Un modelo de apuestas no es más que un sistema para estimar la probabilidad de un resultado de forma consistente y replicable. No necesita ser sofisticado, no requiere un doctorado en estadística y no tiene que funcionar con inteligencia artificial. Lo que sí necesita es estructura, datos fiables y la honestidad de comparar sus predicciones con la realidad para mejorar con el tiempo.
La mayoría de los apostadores de tenis estiman probabilidades de forma intuitiva, procesando información en su cabeza y llegando a una conclusión que mezcla datos, experiencia y corazonadas. Este proceso funciona hasta cierto punto, pero tiene un problema fundamental: no es replicable ni verificable. Si ganas, no sabes exactamente por qué. Si pierdes, tampoco. Un modelo te obliga a explicitar tus supuestos, lo que permite identificar dónde aciertas y dónde fallas.
El modelo más simple que funciona: puntos de servicio
El modelo de apuestas de tenis más básico y sorprendentemente efectivo se basa en una sola premisa: el porcentaje de puntos ganados al servicio por cada jugador predice razonablemente el resultado del partido.
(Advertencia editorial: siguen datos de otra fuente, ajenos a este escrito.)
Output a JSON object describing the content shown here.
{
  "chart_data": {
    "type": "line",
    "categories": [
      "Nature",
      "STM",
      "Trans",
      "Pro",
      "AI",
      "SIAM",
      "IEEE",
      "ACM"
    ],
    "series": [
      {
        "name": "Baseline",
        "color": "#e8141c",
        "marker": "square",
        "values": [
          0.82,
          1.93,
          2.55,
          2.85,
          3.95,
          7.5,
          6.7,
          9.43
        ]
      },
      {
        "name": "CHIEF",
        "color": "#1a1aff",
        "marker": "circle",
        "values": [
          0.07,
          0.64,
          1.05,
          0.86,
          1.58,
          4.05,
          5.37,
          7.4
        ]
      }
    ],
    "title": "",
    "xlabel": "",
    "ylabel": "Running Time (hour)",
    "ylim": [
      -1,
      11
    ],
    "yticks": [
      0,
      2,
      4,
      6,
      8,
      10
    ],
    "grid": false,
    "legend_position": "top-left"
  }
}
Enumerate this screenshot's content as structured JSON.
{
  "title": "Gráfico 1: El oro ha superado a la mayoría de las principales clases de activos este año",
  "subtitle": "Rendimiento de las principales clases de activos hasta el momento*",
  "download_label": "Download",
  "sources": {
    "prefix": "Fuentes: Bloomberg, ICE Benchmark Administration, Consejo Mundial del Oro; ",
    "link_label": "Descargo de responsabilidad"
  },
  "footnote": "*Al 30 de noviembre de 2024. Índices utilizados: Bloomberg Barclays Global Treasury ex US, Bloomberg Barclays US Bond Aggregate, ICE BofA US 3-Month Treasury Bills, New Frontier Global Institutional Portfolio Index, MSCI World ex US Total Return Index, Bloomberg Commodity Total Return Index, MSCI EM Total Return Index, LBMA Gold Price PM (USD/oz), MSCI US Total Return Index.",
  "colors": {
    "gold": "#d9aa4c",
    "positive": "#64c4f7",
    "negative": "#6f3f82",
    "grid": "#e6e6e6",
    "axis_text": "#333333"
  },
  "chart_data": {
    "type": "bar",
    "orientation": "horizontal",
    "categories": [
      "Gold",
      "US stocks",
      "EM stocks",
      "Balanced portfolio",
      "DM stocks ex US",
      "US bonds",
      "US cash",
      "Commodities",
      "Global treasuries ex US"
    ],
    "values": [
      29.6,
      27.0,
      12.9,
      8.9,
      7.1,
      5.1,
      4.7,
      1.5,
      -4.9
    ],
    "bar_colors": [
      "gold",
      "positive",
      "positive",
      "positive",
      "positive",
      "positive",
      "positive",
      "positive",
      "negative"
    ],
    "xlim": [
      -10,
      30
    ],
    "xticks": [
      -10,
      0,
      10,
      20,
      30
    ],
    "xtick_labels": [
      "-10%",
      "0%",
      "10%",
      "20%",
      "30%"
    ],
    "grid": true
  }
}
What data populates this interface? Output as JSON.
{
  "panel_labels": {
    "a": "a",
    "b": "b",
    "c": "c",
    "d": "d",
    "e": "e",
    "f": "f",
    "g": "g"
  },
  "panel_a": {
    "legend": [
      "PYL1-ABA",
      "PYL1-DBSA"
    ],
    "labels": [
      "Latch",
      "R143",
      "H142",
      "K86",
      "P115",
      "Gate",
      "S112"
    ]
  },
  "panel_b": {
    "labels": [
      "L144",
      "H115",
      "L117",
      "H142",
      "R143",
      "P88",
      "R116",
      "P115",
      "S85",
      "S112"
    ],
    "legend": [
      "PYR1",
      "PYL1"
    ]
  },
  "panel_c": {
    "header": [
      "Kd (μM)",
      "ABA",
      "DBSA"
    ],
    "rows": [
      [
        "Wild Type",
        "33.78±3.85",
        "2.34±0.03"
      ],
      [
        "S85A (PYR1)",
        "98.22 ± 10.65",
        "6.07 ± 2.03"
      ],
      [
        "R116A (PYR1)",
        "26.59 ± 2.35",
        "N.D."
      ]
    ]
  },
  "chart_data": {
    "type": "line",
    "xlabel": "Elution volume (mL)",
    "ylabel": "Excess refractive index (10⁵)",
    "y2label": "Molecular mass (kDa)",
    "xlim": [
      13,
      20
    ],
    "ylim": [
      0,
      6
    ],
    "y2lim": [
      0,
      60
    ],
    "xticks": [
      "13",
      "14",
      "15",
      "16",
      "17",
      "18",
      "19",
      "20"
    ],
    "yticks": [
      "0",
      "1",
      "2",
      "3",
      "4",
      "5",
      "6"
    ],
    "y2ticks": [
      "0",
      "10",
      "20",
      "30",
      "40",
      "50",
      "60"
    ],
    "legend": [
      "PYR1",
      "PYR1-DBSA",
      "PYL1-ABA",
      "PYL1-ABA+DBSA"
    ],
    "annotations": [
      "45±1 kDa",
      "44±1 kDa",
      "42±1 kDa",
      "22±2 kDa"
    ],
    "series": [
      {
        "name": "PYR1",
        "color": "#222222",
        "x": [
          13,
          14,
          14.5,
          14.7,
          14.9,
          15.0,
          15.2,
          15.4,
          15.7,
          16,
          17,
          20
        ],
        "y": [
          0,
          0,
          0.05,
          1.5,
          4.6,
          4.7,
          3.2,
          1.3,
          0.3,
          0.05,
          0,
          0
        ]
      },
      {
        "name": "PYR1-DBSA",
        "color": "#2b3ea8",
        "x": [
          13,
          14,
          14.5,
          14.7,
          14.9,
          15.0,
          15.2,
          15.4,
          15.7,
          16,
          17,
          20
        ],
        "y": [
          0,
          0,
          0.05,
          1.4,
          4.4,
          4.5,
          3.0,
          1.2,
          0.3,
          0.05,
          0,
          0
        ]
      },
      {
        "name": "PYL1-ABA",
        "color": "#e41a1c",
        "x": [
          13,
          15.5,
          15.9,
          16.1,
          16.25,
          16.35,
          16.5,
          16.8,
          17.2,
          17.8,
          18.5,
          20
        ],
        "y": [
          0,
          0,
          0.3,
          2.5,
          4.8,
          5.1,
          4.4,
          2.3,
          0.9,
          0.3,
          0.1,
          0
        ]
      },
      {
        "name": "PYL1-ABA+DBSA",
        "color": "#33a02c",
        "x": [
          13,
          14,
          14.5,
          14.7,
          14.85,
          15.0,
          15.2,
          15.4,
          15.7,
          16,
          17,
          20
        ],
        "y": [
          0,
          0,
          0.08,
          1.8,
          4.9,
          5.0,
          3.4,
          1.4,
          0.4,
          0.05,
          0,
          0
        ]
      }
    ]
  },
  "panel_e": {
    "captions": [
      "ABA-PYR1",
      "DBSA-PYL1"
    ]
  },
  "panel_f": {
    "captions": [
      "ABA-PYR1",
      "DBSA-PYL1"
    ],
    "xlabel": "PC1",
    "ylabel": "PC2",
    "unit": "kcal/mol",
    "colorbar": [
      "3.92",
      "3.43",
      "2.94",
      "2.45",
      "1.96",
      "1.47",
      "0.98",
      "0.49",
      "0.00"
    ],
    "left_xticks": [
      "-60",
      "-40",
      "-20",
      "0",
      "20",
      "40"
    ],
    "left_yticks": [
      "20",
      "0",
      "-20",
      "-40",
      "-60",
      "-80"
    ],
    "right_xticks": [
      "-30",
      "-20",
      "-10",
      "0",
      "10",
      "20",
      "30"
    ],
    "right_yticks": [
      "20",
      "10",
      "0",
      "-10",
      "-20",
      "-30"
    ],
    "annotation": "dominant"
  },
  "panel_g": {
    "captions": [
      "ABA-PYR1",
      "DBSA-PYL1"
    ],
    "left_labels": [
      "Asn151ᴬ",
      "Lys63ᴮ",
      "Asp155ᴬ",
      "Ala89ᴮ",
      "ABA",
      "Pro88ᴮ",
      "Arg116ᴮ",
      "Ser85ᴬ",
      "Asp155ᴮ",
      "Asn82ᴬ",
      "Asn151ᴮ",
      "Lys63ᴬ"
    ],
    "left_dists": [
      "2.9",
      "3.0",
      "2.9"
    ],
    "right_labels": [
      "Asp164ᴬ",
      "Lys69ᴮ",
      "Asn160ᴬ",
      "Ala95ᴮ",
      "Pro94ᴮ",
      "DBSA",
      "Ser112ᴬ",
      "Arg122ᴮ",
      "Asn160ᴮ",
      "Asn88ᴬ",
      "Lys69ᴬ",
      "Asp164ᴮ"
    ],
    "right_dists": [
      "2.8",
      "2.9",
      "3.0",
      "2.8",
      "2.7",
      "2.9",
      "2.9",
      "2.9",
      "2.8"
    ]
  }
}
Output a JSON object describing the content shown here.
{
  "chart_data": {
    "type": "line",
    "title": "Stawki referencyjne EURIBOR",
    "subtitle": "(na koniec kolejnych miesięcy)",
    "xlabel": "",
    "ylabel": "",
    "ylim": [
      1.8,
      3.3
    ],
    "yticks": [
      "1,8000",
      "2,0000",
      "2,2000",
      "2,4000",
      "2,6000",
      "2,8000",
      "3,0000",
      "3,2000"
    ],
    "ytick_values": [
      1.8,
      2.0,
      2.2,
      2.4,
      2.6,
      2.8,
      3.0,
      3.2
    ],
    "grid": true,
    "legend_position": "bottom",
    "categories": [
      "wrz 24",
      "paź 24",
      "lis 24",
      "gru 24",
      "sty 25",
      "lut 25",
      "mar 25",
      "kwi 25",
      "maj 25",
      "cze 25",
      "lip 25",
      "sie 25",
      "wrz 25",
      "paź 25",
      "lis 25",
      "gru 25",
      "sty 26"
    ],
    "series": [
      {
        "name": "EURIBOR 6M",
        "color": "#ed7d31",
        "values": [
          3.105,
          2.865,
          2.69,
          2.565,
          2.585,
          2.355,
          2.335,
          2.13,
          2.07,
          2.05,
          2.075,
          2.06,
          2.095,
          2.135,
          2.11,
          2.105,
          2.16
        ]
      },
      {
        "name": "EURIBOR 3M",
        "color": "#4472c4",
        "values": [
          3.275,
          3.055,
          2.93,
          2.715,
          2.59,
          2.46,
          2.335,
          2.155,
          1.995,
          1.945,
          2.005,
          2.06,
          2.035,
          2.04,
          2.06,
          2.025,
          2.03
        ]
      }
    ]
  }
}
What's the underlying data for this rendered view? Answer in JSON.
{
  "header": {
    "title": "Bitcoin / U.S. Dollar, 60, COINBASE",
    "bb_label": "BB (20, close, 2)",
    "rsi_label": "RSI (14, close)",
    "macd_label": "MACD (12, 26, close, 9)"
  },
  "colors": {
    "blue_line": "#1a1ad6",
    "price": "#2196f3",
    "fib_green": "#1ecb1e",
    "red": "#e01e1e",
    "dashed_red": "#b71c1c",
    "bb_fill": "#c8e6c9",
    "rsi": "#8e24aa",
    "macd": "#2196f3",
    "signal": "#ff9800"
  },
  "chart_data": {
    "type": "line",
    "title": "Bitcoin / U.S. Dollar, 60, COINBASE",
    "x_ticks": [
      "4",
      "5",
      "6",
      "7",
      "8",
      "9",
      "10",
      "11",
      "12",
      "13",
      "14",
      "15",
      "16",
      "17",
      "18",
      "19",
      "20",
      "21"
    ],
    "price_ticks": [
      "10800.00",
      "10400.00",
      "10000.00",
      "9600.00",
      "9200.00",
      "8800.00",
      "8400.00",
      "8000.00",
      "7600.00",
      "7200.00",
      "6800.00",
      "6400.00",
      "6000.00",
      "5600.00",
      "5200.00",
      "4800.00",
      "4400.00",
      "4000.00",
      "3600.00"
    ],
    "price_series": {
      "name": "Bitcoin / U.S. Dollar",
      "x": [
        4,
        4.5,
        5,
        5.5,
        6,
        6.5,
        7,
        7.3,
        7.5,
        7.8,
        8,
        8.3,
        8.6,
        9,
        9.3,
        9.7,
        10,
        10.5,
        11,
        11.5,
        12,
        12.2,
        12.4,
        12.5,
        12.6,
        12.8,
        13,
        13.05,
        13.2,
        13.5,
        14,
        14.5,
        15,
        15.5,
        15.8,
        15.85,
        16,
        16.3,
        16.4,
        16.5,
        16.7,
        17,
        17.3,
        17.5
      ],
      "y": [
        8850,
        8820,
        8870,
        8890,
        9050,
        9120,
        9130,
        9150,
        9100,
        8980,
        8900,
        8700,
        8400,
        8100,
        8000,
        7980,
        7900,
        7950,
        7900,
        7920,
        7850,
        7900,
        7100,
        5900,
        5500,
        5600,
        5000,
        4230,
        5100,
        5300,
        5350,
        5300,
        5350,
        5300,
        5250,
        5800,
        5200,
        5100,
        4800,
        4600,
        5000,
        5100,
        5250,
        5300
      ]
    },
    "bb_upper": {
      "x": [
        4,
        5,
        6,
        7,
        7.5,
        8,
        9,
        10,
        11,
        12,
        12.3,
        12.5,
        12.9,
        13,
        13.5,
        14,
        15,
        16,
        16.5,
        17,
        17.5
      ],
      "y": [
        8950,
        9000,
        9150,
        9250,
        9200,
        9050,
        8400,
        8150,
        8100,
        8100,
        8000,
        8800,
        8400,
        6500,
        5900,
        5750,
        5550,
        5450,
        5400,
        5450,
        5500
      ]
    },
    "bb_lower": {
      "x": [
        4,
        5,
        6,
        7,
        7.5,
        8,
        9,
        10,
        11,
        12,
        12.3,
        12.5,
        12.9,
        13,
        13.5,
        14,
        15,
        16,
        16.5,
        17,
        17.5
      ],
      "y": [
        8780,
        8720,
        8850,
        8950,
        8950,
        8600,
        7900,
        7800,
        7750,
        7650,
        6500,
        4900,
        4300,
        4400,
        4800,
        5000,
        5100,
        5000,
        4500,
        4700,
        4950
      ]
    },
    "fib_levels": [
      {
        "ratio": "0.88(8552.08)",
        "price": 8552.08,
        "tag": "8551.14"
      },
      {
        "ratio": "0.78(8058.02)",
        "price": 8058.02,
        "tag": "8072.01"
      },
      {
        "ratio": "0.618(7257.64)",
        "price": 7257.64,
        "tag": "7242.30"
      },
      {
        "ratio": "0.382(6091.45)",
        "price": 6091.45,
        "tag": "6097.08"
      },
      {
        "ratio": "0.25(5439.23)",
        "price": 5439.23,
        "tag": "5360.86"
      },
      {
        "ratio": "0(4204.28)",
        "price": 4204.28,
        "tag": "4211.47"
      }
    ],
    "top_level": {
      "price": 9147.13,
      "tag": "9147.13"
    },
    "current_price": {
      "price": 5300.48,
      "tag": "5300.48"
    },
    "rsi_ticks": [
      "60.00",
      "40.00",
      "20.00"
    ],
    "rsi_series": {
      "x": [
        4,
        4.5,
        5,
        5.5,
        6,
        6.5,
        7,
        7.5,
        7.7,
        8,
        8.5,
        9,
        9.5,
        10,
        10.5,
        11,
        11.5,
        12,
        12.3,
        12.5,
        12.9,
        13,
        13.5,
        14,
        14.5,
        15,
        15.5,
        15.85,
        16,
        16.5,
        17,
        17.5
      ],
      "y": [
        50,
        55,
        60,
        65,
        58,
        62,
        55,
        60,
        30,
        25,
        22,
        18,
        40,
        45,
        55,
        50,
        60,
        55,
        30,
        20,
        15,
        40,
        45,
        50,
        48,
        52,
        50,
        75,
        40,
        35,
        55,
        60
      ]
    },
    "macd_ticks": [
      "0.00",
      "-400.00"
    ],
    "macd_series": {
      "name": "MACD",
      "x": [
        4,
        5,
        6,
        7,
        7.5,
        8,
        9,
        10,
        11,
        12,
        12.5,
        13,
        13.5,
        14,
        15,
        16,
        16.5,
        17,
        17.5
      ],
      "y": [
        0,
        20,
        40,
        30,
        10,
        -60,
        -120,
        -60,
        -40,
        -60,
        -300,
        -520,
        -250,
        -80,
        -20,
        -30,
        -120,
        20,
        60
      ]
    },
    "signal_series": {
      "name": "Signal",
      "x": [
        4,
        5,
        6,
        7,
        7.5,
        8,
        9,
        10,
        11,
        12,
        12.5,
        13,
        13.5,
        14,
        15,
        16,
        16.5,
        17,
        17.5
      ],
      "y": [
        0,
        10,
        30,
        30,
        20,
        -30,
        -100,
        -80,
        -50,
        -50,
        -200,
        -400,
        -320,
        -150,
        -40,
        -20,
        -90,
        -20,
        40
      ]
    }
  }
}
Esta premisa tiene respaldo académico en el trabajo de Klaassen y Magnus, cuya investigación demostró que, aunque los puntos en tenis no son estrictamente independientes entre sí, las desviaciones son lo suficientemente pequeñas como para que el modelo de independencia funcione como una buena aproximación, y que las probabilidades de ganar cada punto se mantienen aproximadamente constantes a lo largo del partido.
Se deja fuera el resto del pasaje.